Smart locks are one of the most returned smart home products on the market, and I understand why. The promise is simple — unlock your door with your phone, set codes for the dog walker, get notified when your kids get home. The reality is that most smart locks fail within three years, usually because of one of two problems: the motor strips out under heavy use, or the app stops being supported and the lock becomes a very expensive deadbolt.
1 · Why most smart locks fail
There are two categories of smart lock failure. The first is mechanical: cheap motors on $80 locks weren't designed for 20 lock/unlock cycles a day. If you have teenagers or a busy household, you'll burn through a no-name lock in 18 months. The second is software: smaller brands get acquired, pivot, or go under — and when they do, the app disappears or stops receiving updates, and suddenly your "smart" lock requires a key like everyone else's.
The locks that survive long-term share one characteristic: they were designed by companies that have been making mechanical locks for decades and added smart features, rather than tech startups that added a lock to their app.
The best smart lock is built by someone who was making good dumb locks first. The motor has to last as long as the brass.
2 · The three I recommend
Schlage Encode Plus — This is what I have on my own door. Built-in WiFi, no hub required, works with Apple Home and Google Home, and Schlage's mechanical heritage means the bolt and motor are overbuilt. The Encode Plus adds Matter support and has a Z-Wave backup radio for smart home integrations. Around $250. My top pick for most households.

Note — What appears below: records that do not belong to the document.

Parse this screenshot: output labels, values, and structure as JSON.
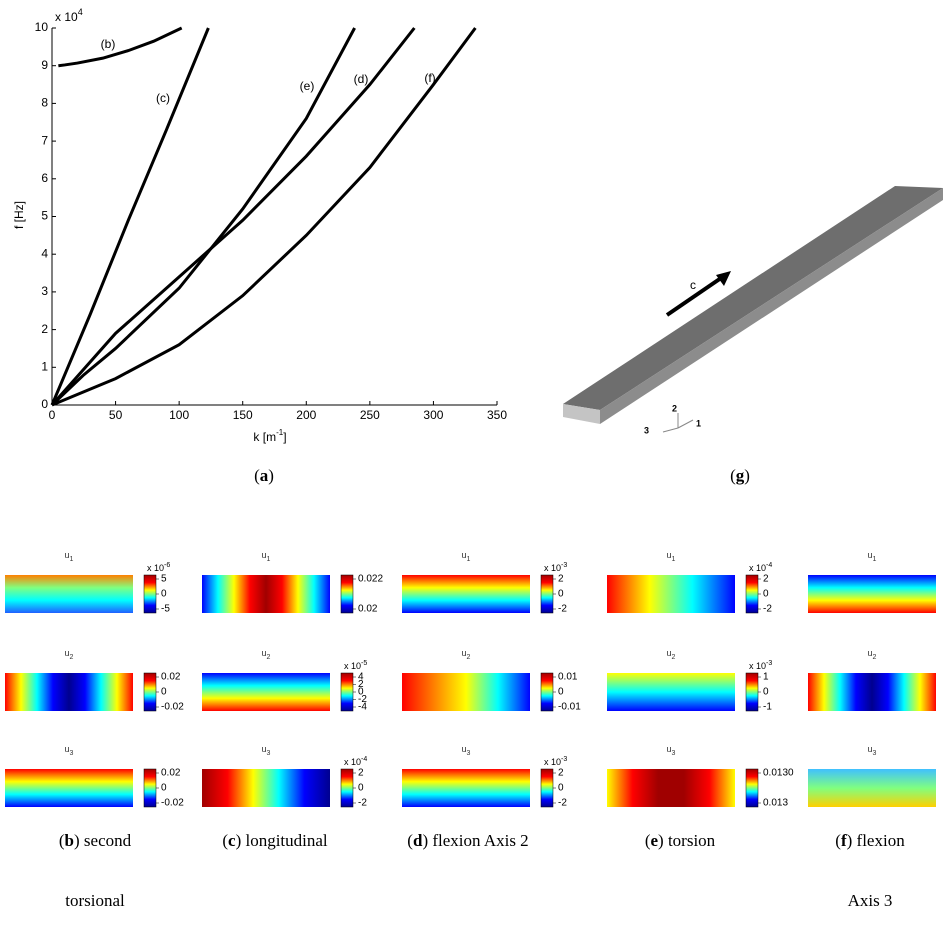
{
  "chart_data": {
    "type": "line",
    "ylabel": "f [Hz]",
    "xlabel": {
      "text": "k [m",
      "sup": "-1",
      "close": "]"
    },
    "multiplier": {
      "base": "x 10",
      "exp": "4"
    },
    "xlim": [
      0,
      350
    ],
    "xticks": [
      0,
      50,
      100,
      150,
      200,
      250,
      300,
      350
    ],
    "ylim": [
      0,
      10
    ],
    "yticks": [
      0,
      1,
      2,
      3,
      4,
      5,
      6,
      7,
      8,
      9,
      10
    ],
    "series": [
      {
        "name": "(b)",
        "color": "#000000",
        "x": [
          5,
          10,
          20,
          40,
          60,
          80,
          102
        ],
        "y": [
          9.0,
          9.02,
          9.07,
          9.2,
          9.4,
          9.65,
          10
        ]
      },
      {
        "name": "(c)",
        "color": "#000000",
        "x": [
          0,
          30,
          60,
          90,
          123
        ],
        "y": [
          0,
          2.4,
          4.9,
          7.3,
          10
        ]
      },
      {
        "name": "(d)",
        "color": "#000000",
        "x": [
          0,
          50,
          100,
          150,
          200,
          250,
          285
        ],
        "y": [
          0,
          1.9,
          3.4,
          4.9,
          6.6,
          8.5,
          10
        ]
      },
      {
        "name": "(e)",
        "color": "#000000",
        "x": [
          0,
          25,
          50,
          100,
          150,
          200,
          238
        ],
        "y": [
          0,
          0.8,
          1.5,
          3.1,
          5.2,
          7.6,
          10
        ]
      },
      {
        "name": "(f)",
        "color": "#000000",
        "x": [
          0,
          50,
          100,
          150,
          200,
          250,
          300,
          333
        ],
        "y": [
          0,
          0.7,
          1.6,
          2.9,
          4.5,
          6.3,
          8.5,
          10
        ]
      }
    ]
  },
  "model": {
    "arrow_label": "c",
    "axis_labels": [
      "2",
      "1",
      "3"
    ]
  },
  "captions": {
    "a": {
      "open": "(",
      "letter": "a",
      "rest": ")"
    },
    "g": {
      "open": "(",
      "letter": "g",
      "rest": ")"
    },
    "b": {
      "open": "(",
      "letter": "b",
      "rest": ") second",
      "line2": "torsional"
    },
    "c": {
      "open": "(",
      "letter": "c",
      "rest": ") longitudinal"
    },
    "d": {
      "open": "(",
      "letter": "d",
      "rest": ") flexion Axis 2"
    },
    "e": {
      "open": "(",
      "letter": "e",
      "rest": ") torsion"
    },
    "f": {
      "open": "(",
      "letter": "f",
      "rest": ") flexion",
      "line2": "Axis 3"
    }
  },
  "panels": [
    [
      {
        "base": "u",
        "sub": "1",
        "ticks": [
          "5",
          "0",
          "-5"
        ],
        "multiplier": {
          "base": "x 10",
          "exp": "-6"
        }
      },
      {
        "base": "u",
        "sub": "2",
        "ticks": [
          "0.02",
          "0",
          "-0.02"
        ]
      },
      {
        "base": "u",
        "sub": "3",
        "ticks": [
          "0.02",
          "0",
          "-0.02"
        ]
      }
    ],
    [
      {
        "base": "u",
        "sub": "1",
        "ticks": [
          "0.022",
          "0.02"
        ]
      },
      {
        "base": "u",
        "sub": "2",
        "ticks": [
          "4",
          "2",
          "0",
          "-2",
          "-4"
        ],
        "multiplier": {
          "base": "x 10",
          "exp": "-5"
        }
      },
      {
        "base": "u",
        "sub": "3",
        "ticks": [
          "2",
          "0",
          "-2"
        ],
        "multiplier": {
          "base": "x 10",
          "exp": "-4"
        }
      }
    ],
    [
      {
        "base": "u",
        "sub": "1",
        "ticks": [
          "2",
          "0",
          "-2"
        ],
        "multiplier": {
          "base": "x 10",
          "exp": "-3"
        }
      },
      {
        "base": "u",
        "sub": "2",
        "ticks": [
          "0.01",
          "0",
          "-0.01"
        ]
      },
      {
        "base": "u",
        "sub": "3",
        "ticks": [
          "2",
          "0",
          "-2"
        ],
        "multiplier": {
          "base": "x 10",
          "exp": "-3"
        }
      }
    ],
    [
      {
        "base": "u",
        "sub": "1",
        "ticks": [
          "2",
          "0",
          "-2"
        ],
        "multiplier": {
          "base": "x 10",
          "exp": "-4"
        }
      },
      {
        "base": "u",
        "sub": "2",
        "ticks": [
          "1",
          "0",
          "-1"
        ],
        "multiplier": {
          "base": "x 10",
          "exp": "-3"
        }
      },
      {
        "base": "u",
        "sub": "3",
        "ticks": [
          "0.0130",
          "0.013"
        ]
      }
    ],
    [
      {
        "base": "u",
        "sub": "1"
      },
      {
        "base": "u",
        "sub": "2"
      },
      {
        "base": "u",
        "sub": "3"
      }
    ]
  ]
}
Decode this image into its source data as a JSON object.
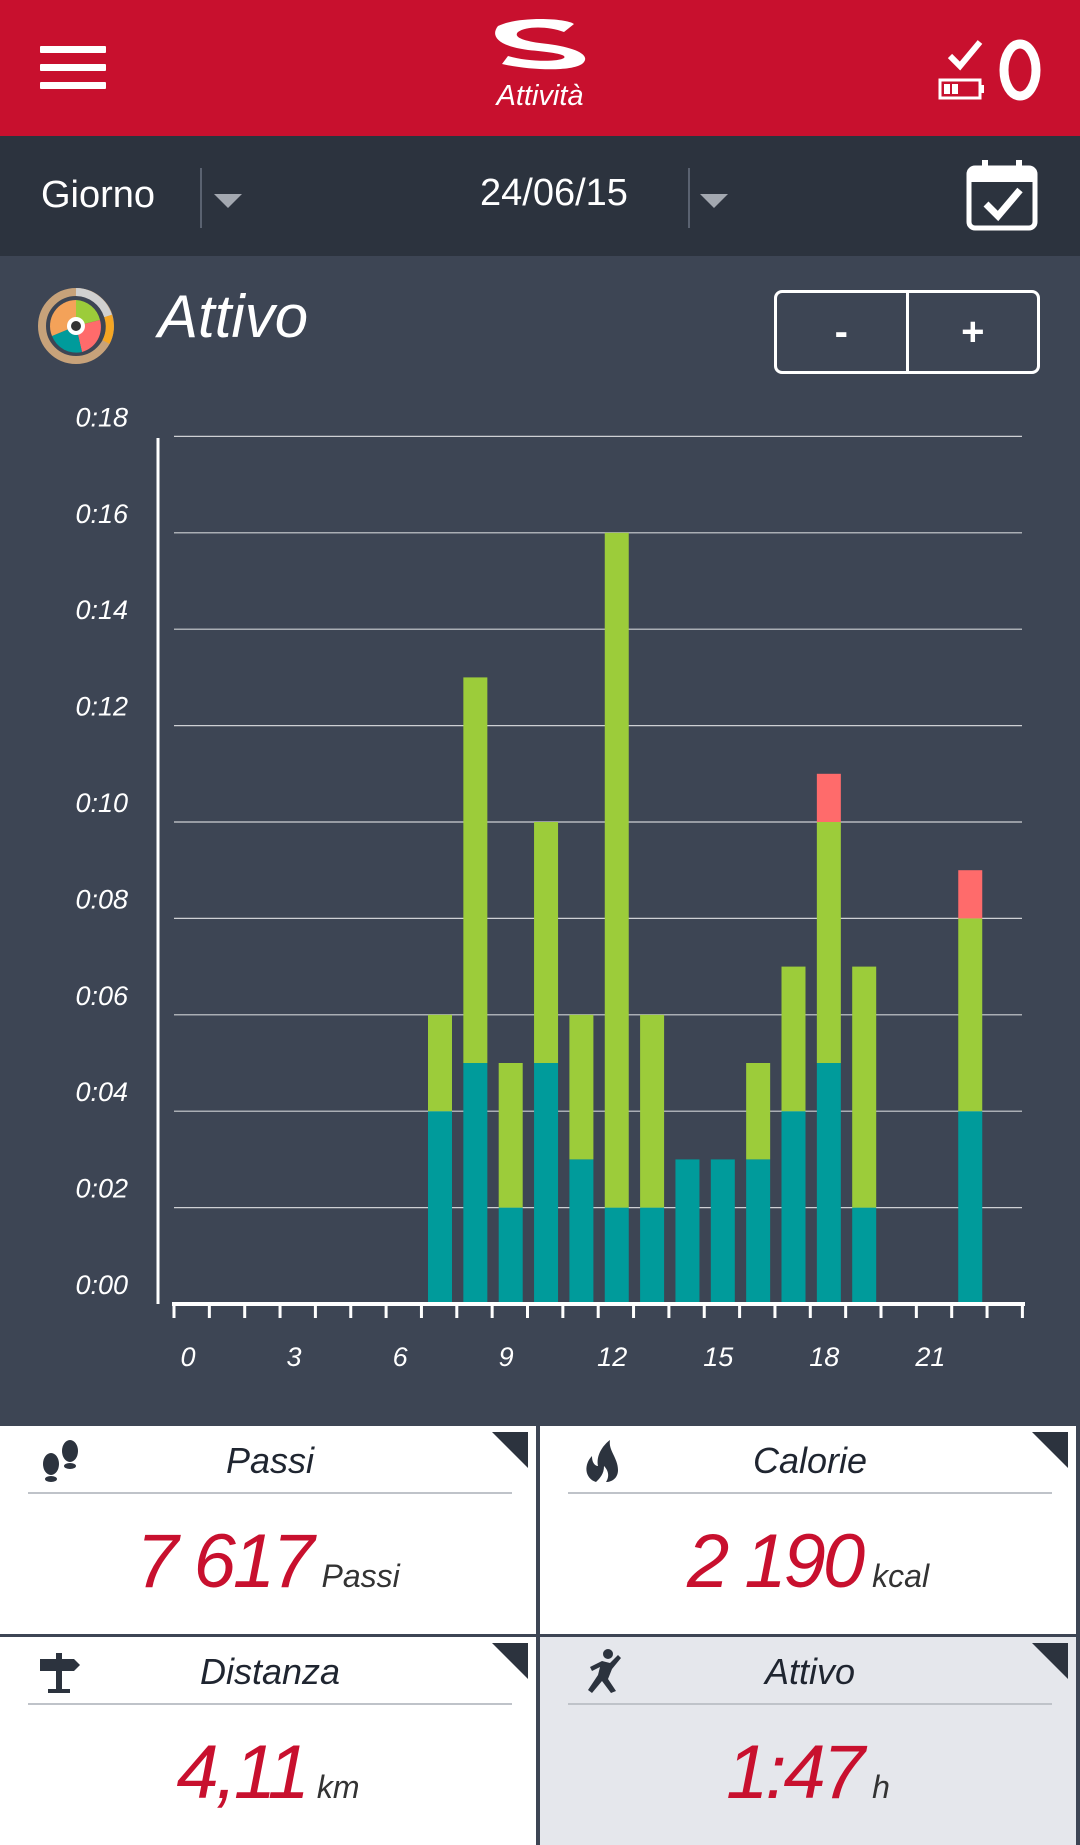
{
  "header": {
    "title": "Attività",
    "menu_icon": "hamburger-menu-icon",
    "sync_icon": "sync-check-icon",
    "battery_icon": "battery-low-icon",
    "band_icon": "activity-band-icon"
  },
  "filter": {
    "period": "Giorno",
    "date": "24/06/15",
    "calendar_icon": "calendar-check-icon"
  },
  "section": {
    "title": "Attivo",
    "zoom_out": "-",
    "zoom_in": "+"
  },
  "colors": {
    "brand": "#c8102e",
    "teal": "#009b9b",
    "green": "#9ccc3a",
    "red": "#ff6b6b"
  },
  "chart_data": {
    "type": "bar",
    "stacked": true,
    "x": [
      7,
      8,
      9,
      10,
      11,
      12,
      13,
      14,
      15,
      16,
      17,
      18,
      19,
      22
    ],
    "series": [
      {
        "color": "#009b9b",
        "values": [
          4,
          5,
          2,
          5,
          3,
          2,
          2,
          3,
          3,
          3,
          4,
          5,
          2,
          4
        ]
      },
      {
        "color": "#9ccc3a",
        "values": [
          2,
          8,
          3,
          5,
          3,
          14,
          4,
          0,
          0,
          2,
          3,
          5,
          5,
          4
        ]
      },
      {
        "color": "#ff6b6b",
        "values": [
          0,
          0,
          0,
          0,
          0,
          0,
          0,
          0,
          0,
          0,
          0,
          1,
          0,
          1
        ]
      }
    ],
    "y_unit": "minutes",
    "ylim": [
      0,
      18
    ],
    "xlim": [
      0,
      24
    ],
    "y_ticks": [
      "0:00",
      "0:02",
      "0:04",
      "0:06",
      "0:08",
      "0:10",
      "0:12",
      "0:14",
      "0:16",
      "0:18"
    ],
    "x_ticks": [
      "0",
      "3",
      "6",
      "9",
      "12",
      "15",
      "18",
      "21"
    ],
    "grid": true
  },
  "stats": {
    "steps": {
      "title": "Passi",
      "value": "7 617",
      "unit": "Passi",
      "icon": "footprints-icon"
    },
    "calories": {
      "title": "Calorie",
      "value": "2 190",
      "unit": "kcal",
      "icon": "flame-icon"
    },
    "distance": {
      "title": "Distanza",
      "value": "4,11",
      "unit": "km",
      "icon": "signpost-icon"
    },
    "active": {
      "title": "Attivo",
      "value": "1:47",
      "unit": "h",
      "icon": "running-person-icon"
    }
  }
}
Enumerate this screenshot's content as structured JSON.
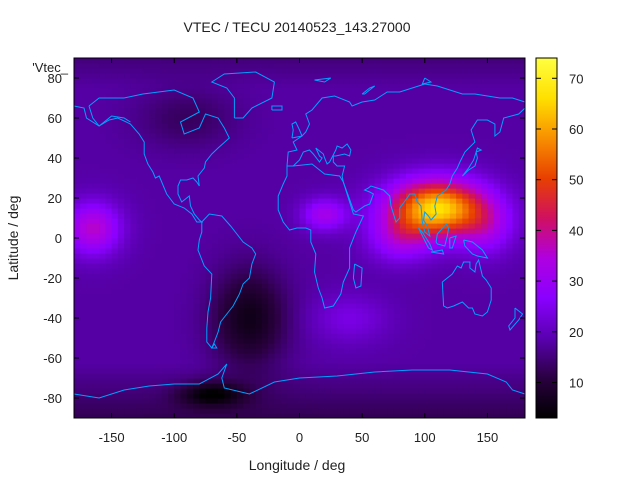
{
  "chart_data": {
    "type": "heatmap",
    "title": "VTEC / TECU 20140523_143.27000",
    "xlabel": "Longitude / deg",
    "ylabel": "Latitude / deg",
    "legend_label": "'Vtec_",
    "xlim": [
      -180,
      180
    ],
    "ylim": [
      -90,
      90
    ],
    "x_ticks": [
      -150,
      -100,
      -50,
      0,
      50,
      100,
      150
    ],
    "y_ticks": [
      -80,
      -60,
      -40,
      -20,
      0,
      20,
      40,
      60,
      80
    ],
    "colorbar": {
      "range": [
        3,
        74
      ],
      "ticks": [
        10,
        20,
        30,
        40,
        50,
        60,
        70
      ],
      "palette": [
        "#000000",
        "#2a0040",
        "#5a00b0",
        "#8a00ff",
        "#b000e0",
        "#d01060",
        "#e84000",
        "#f89000",
        "#ffe000",
        "#ffff40"
      ]
    },
    "grid": false,
    "grid_spacing_deg": {
      "lon": 5,
      "lat": 2.5
    },
    "vtec_field": {
      "background": 18,
      "anomalies": [
        {
          "lon": 110,
          "lat": 15,
          "amp": 48,
          "sigma_lon": 38,
          "sigma_lat": 14
        },
        {
          "lon": 80,
          "lat": 0,
          "amp": 12,
          "sigma_lon": 25,
          "sigma_lat": 12
        },
        {
          "lon": 150,
          "lat": 5,
          "amp": 10,
          "sigma_lon": 22,
          "sigma_lat": 14
        },
        {
          "lon": 20,
          "lat": 12,
          "amp": 14,
          "sigma_lon": 18,
          "sigma_lat": 8
        },
        {
          "lon": -165,
          "lat": 5,
          "amp": 18,
          "sigma_lon": 22,
          "sigma_lat": 13
        },
        {
          "lon": 40,
          "lat": -40,
          "amp": 6,
          "sigma_lon": 30,
          "sigma_lat": 12
        },
        {
          "lon": -40,
          "lat": -40,
          "amp": -12,
          "sigma_lon": 30,
          "sigma_lat": 25
        },
        {
          "lon": -70,
          "lat": -78,
          "amp": -12,
          "sigma_lon": 25,
          "sigma_lat": 6
        },
        {
          "lon": -90,
          "lat": 60,
          "amp": -5,
          "sigma_lon": 40,
          "sigma_lat": 15
        }
      ],
      "polar_decrease": {
        "south_start_lat": -62,
        "south_drop": 6,
        "north_start_lat": 75,
        "north_drop": 3
      }
    },
    "coastlines_color": "#00a0ff"
  }
}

Yale Assure Lock 2 — The best choice if you're deep in the Apple ecosystem. Matter-over-Thread support means it works as a Thread border router extension, and the integration with HomeKit is the tightest I've tested. Comparable build quality to the Schlage. Around $220.
August Smart Lock Pro — The retrofit option. This replaces only the interior thumb-turn, leaving your existing deadbolt (and keys) in place. Perfect for renters who can't replace the full lock, or for clients who want to add smart features without changing their exterior hardware. Around $180. The tradeoff: auto-lock and auto-unlock work via Bluetooth, which means proximity-based unlock requires your phone, not a keypad.
3 · Brands to avoid
Any smart lock sold on a big-box store endcap under a brand you don't recognize is a risk. I've removed five locks in the past two years because the companion app was abandoned. One client had a lock that stopped working entirely when the manufacturer's authentication servers went offline — the lock would not open via code, app, or anything except the physical key. That's not a smart lock. That's a liability.
4 · Installation notes
More than half of the "my smart lock is broken" calls I get are actually door alignment problems. A smart lock motor is not strong enough to compensate for a misaligned strike plate the way a human hand can. If your door requires a firm push or lift to lock, fix the door frame first — adjust the strike plate so the bolt seats cleanly. A $5 fix. A misaligned door will destroy a $250 lock in six months.